Ainsi le Cloud a considérablement enrichi l’écosystème du Data Engineering, en offrant une palette d’outils et de technologies encore plus large pour chaque étape du processus de l’ingénierie des données :

  • Ingestion des données : Il s’agit de la phase où les données sont collectées à partir de diverses sources. Parmi les outils les plus populaires aujourd’hui on trouve : Kafka, Azure Data Factory, Amazon Kinesis, Spark Streaming
  • Stockage : Une fois les données collectées, elles doivent être stockées de manière efficace et organisée. Hadoop HDFS a été pendant longtemps la référence pour le stockage distribué de grandes quantités de données. Cependant, le Cloud a révolutionné le stockage des données avec des solutions comme Amazon S3, Google Cloud Storage, et Azure Blob Storage
  • Analytics et Computing : Ces outils permettent de traiter et d’analyser les données. Spark domine largement ce segment, grâce à son utilisation efficace de la mémoire et à son support pour divers langages de programmation (Python, R, Java, Scala). Hive et Impala offrent toujours une interface SQL pour interroger les données stockées dans Hadoop. Des plateformes d’analyse de données comme Cloudera, Databricks, Snowflake ou Google BigQuery sont également populaires
  • Orchestration des pipelines : Une fois que les données sont ingérées, stockées, et prêtes à être analysées, elles doivent souvent passer par plusieurs étapes de transformation. Des outils d’orchestration comme Apache Airflow, Oozie et Google Cloud Composer permettent de planifier et de gérer ces pipelines de données complexes, en assurant que chaque étape soit exécutée dans le bon ordre et en gérant les dépendances entre elles.
  • L’ingénierie du Machine Learning : L’étape du MLOps constitue les opérations d’industrialisation et de maintenance des modèles de Machine Learning qui sont déployés en production. On y trouve les outils comme Amazon SageMaker, KubeFlow, ou HuggingFace
  • Data Gouvernance : Cette dernière étape contient les outils qui permettent de garantir que les données sont gérées d’une manière sécurisée et en conformité avec les réglementations internes et externes à l’entreprise. On y trouve notamment Apache Atlas, Collibra ou Alation

On constate ainsi le progrès remarquable qu’a connu l’écosystème du Data Engineering ces dernières années. Nous sommes passés d’un système dominé par deux outils, Hadoop et MapReduce, à une chaine de process foisonnant plusieurs dizaines d’outils très spécialisés pour répondre à chaque besoin, de l’ingestion des données à leur analyse, en passant par le stockage, le calcul, l’orchestration des pipelines, et bien plus encore.

Perspectives d’avenir

Compte tenu du contexte économique actuel marqué par de nombreuses incertitudes, plusieurs métiers de la data ont subi des impacts significatifs, notamment pour les Data Scientists. Cependant, les profils de Data Engineers sont toujours très demandés par les entreprises en ce moment.

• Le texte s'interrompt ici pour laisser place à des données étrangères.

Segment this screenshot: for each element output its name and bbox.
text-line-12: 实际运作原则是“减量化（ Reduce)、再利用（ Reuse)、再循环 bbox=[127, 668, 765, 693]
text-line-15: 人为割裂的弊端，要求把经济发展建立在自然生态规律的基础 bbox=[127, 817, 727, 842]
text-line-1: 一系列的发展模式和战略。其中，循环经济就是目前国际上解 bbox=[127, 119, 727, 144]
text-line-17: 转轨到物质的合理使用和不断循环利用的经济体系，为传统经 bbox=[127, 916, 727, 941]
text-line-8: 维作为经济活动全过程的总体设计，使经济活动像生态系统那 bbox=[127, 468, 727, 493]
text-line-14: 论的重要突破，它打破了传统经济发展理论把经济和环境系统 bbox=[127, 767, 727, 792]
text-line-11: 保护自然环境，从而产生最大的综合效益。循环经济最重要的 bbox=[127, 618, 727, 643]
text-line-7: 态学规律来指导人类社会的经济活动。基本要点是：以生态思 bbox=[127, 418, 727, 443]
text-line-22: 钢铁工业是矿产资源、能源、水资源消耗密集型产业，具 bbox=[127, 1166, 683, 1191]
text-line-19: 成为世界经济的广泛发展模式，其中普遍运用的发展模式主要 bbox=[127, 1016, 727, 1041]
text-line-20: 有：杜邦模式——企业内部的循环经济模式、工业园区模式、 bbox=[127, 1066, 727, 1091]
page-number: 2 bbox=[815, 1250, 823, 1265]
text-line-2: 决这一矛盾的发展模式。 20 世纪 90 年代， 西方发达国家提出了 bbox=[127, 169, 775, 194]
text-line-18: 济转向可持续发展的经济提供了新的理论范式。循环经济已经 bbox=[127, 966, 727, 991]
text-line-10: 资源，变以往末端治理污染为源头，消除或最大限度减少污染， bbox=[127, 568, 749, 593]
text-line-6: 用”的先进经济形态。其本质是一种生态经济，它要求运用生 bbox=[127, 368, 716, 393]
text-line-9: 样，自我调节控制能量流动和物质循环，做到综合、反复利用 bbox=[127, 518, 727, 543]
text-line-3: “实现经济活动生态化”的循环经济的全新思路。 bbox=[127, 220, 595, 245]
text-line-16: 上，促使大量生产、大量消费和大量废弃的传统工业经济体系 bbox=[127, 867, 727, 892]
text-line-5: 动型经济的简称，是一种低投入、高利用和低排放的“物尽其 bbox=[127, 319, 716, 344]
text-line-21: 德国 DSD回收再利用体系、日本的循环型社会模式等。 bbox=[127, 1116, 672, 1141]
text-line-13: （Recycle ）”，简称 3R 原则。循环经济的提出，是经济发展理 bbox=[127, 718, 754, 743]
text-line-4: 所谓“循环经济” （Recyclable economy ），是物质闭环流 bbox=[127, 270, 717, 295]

Un des segments qui pourrait potentiellement connaître des évolutions majeures serait celui de l’ingénierie du Machine Learning / MLOps, notamment avec l’intégration progressive des nouvelles fonctionnalités pour les grands modèles de langage LLM-Ops.

Par ailleurs, l’impact des nouvelles technologies d’IA générative qui sont apparues cette année (ChatGPT, DallE, Midjourney, …) reste encore à déterminer. Bien que leurs implications ne soient pas encore entièrement claires par rapport au métier du data engineering, elles pourraient conduire à des changements significatifs dans la manière dont les ingénieurs abordent la gestion, le stockage et le traitement des données.